RECORD: 6.4kg, B Herbert, Lake Pupuke, 2006
Koi Carp are an ornamental strain of the common carp found throughout Europe and Asia. They were first released "accidentally" here in the 60's and since then they have gained a strong foothold in New Zealand fresh-waterways. Of debatable eating quality, koi carp look like oversized goldfish. They come in a huge variety of colours ranging from all white to all black but usually have some gold in them and some black markings. They are a coarse fish which means that they have large scales and may grow up to 20kg. A very oily fish, carp makes fantastic berley and bait and this is the fate of most speared fish.
Carp are designated as a noxious pest because of the damage they cause to native water plants and animals so kill 'em all!
FEEDING HABITS AND HABITAT:
In New Zealand carp are only really found in any numbers in the Auckland and Waikato areas. They live in slow-moving or still fresh water and can tolerate very poor water quality. As omnivores they eat basically anything from weed, to insects and small fish. It is the way that carp feed that causes the greatest damage to our waterways. Carp feed like vacuum cleaners sucking everything off the bottom and spitting out what they don't want through their gills (like sting rays). This dislodges plants which are unable to re-establish themselves and covers the bottom with discarded sand and mud etc, muddying the bottom and reducing water quality. In Auckland the main populations may be found in Lake Pupuke and the adjoining Smales Quarry Lake and the lakes around the Chelsea Sugar Factory.
Carp are pretty dumb really and don't easily spook. Probably the hardest part of spearing them is braving the water they live in that is generally cold and dirty.
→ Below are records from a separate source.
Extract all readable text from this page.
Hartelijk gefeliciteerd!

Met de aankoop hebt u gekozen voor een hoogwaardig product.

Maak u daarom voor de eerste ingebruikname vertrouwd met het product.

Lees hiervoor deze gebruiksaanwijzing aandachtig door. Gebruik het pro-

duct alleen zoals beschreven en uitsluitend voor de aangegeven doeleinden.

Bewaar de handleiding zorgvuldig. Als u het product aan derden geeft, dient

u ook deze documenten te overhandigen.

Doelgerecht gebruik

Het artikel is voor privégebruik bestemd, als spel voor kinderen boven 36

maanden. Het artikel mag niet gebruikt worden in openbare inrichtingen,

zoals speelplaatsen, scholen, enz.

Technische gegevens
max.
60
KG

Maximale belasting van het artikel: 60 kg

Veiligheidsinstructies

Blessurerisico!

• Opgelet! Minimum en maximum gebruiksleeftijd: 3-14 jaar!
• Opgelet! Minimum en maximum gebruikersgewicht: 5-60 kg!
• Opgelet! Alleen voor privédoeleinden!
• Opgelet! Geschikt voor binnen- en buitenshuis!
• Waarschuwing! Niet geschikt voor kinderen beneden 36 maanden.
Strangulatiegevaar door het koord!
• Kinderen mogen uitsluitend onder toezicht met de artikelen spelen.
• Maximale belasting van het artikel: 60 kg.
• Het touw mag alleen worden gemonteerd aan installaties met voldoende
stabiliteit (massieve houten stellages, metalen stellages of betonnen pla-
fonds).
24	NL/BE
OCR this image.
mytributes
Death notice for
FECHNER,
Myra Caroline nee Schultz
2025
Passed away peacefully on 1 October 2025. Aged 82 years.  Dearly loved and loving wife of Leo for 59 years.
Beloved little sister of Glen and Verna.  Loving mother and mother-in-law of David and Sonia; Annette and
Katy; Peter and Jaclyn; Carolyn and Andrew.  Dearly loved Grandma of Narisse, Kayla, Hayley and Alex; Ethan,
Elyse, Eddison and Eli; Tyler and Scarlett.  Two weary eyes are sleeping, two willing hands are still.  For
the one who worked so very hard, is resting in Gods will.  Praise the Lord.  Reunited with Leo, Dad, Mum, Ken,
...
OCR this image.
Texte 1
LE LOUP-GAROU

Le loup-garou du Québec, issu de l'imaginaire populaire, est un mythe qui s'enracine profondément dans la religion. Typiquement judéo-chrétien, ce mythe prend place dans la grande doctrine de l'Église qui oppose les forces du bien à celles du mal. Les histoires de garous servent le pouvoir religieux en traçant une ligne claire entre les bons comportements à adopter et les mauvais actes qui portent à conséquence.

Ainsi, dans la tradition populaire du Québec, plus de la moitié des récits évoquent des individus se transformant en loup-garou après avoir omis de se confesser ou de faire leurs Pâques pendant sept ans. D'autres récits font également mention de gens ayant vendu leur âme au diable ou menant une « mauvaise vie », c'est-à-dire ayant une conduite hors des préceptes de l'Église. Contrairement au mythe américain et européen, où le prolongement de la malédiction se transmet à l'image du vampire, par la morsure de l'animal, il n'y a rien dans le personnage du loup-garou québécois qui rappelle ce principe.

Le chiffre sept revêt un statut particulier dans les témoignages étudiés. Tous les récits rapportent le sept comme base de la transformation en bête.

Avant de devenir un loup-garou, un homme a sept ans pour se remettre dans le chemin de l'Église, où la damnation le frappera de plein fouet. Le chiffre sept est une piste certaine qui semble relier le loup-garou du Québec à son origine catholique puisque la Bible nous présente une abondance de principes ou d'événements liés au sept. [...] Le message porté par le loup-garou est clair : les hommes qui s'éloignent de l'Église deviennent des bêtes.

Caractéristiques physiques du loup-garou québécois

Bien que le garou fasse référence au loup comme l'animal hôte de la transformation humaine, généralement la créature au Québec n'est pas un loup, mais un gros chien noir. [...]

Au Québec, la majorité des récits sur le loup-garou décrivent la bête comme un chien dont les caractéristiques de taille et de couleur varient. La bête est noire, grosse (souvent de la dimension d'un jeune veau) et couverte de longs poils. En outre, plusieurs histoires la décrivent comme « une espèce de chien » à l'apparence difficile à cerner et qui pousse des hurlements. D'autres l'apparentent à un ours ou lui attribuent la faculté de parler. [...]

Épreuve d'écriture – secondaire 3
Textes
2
The murky water can also make spotting them difficult.
Here are some words of wisdom from Blair "the carp slayer" Herbert:
"Theres 2 easy peasy ways to get fat old koi carp:
1) Swim in the shallows and find clearings in the weed, spend a wee while studying the fringes of the clearing as the carp are usually just hidden in the weed and any movement will give them away.
2) Walk along the banks of the area you want to dive and study the bottom til you spot a carp then jump in and nail it.
You can improve your chances by pre baiting an area for a few days prior to actually diving. Things like bread dough and canned corn work well."